Resistance of Pseudomonas aeruginosa to liquid disinfectants on contaminated surfaces before formation of biofilms.

A comparison was made of the effectiveness of popular disinfectants (Cavicide, Cidexplus, Clorox, Exspor, Lysol, Renalin, and Wavicide) under conditions prescribed for disinfection in the respective product labels on Pseudomonas aeruginosa either in suspension or deposited onto surfaces of metallic or polymeric plastic devices. The testing also included 7 nonformulated germicidal agents (glutaraldehyde, formaldehyde, peracetic acid, hydrogen peroxide, sodium hypochlorite, phenol, and cupric ascorbate) commonly used in disinfection and decontamination. Results showed that P. aeruginosa is on average 300-fold more resistant when present on contaminated surfaces than in suspension. This increase in resistance agrees with results reported in studies of biofilms, but unexpectedly, it precedes biofilm formation. The surface to which bacteria are attached can influence the effectiveness of disinfectants. Viable bacteria attached to devices may require dislodging through more than a one-step method for detection. The data, obtained with a sensitive and quantitative test, suggest that disinfectants are less effective on contaminated surfaces than generally acknowledged.

Effects of salt and serum on the sporicidal activity of liquid disinfectants.

This study compares the effects of various concentrations of salt or serum in the killing of Bacillus subtilis spores by either glutaraldehyde, sodium hypochlorite, cupric ascorbate, hydrogen peroxide, peracetic acid, formaldehyde, or phenol. Salt affected only glutaraldehyde, its sporicidal activity increasing with an increase in concentration of sodium bicarbonate or sodium chloride. The sporicidal activity of glutaraldehyde was minimal when the concentrations of aldehyde groups and lysine residues from protein were similar.

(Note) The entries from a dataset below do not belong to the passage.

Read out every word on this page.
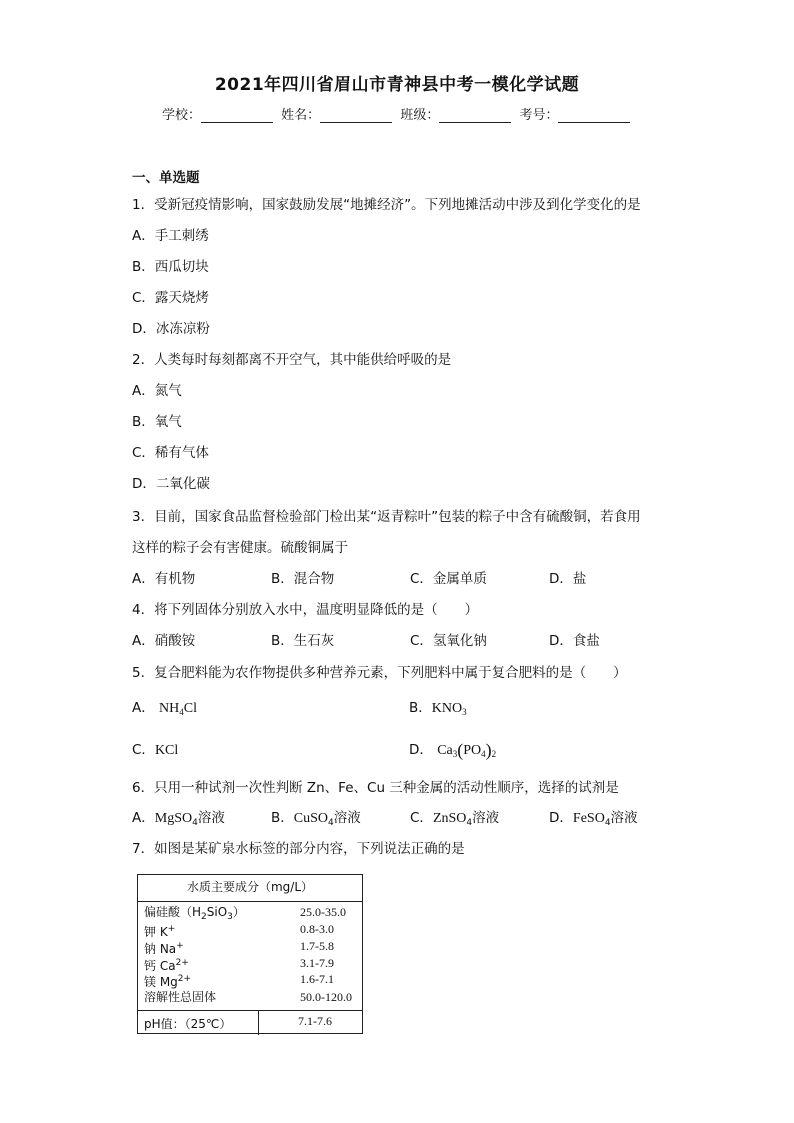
2021年四川省眉山市青神县中考一模化学试题
学校：	姓名：	班级：	考号：
一、单选题
1．受新冠疫情影响，国家鼓励发展“地摊经济”。下列地摊活动中涉及到化学变化的是
A．手工刺绣
B．西瓜切块
C．露天烧烤
D．冰冻凉粉
2．人类每时每刻都离不开空气，其中能供给呼吸的是
A．氮气
B．氧气
C．稀有气体
D．二氧化碳
3．目前，国家食品监督检验部门检出某“返青粽叶”包装的粽子中含有硫酸铜，若食用
这样的粽子会有害健康。硫酸铜属于
A．有机物	B．混合物	C．金属单质	D．盐
4．将下列固体分别放入水中，温度明显降低的是（　　）
A．硝酸铵	B．生石灰	C．氢氧化钠	D．食盐
5．复合肥料能为农作物提供多种营养元素，下列肥料中属于复合肥料的是（　　）
A． $NH_4Cl$	B．$KNO_3$
C．KCl	D． $Ca_3(PO_4)_2$
6．只用一种试剂一次性判断 Zn、Fe、Cu 三种金属的活动性顺序，选择的试剂是
A．MgSO$_4$溶液	B．CuSO$_4$溶液	C．ZnSO$_4$溶液	D．FeSO$_4$溶液
7．如图是某矿泉水标签的部分内容，下列说法正确的是
水质主要成分（mg/L）
偏硅酸$(H_2SiO_3)$	25.0-35.0
钾 K+	0.8-3.0
钠 Na+	1.7-5.8
钙 $Ca^{2+}$	3.1-7.9
镁 $Mg^{2+}$	1.6-7.1
溶解性总固体	50.0-120.0
pH值：（25℃）	7.1-7.6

We present an equation describing the effect of serum on spore survival as a function of glutaraldehyde concentration that fits the data with a regression coefficient of 0.9. Cupric ascorbate and peracetic acid were inhibited by serum, but this effect was linked to a rise in pH. Sodium hypochlorite was the agent most sensitive to protein, with its sporicidal activity nearly disappearing in the presence of 2% serum or an equivalent amount of purified protein.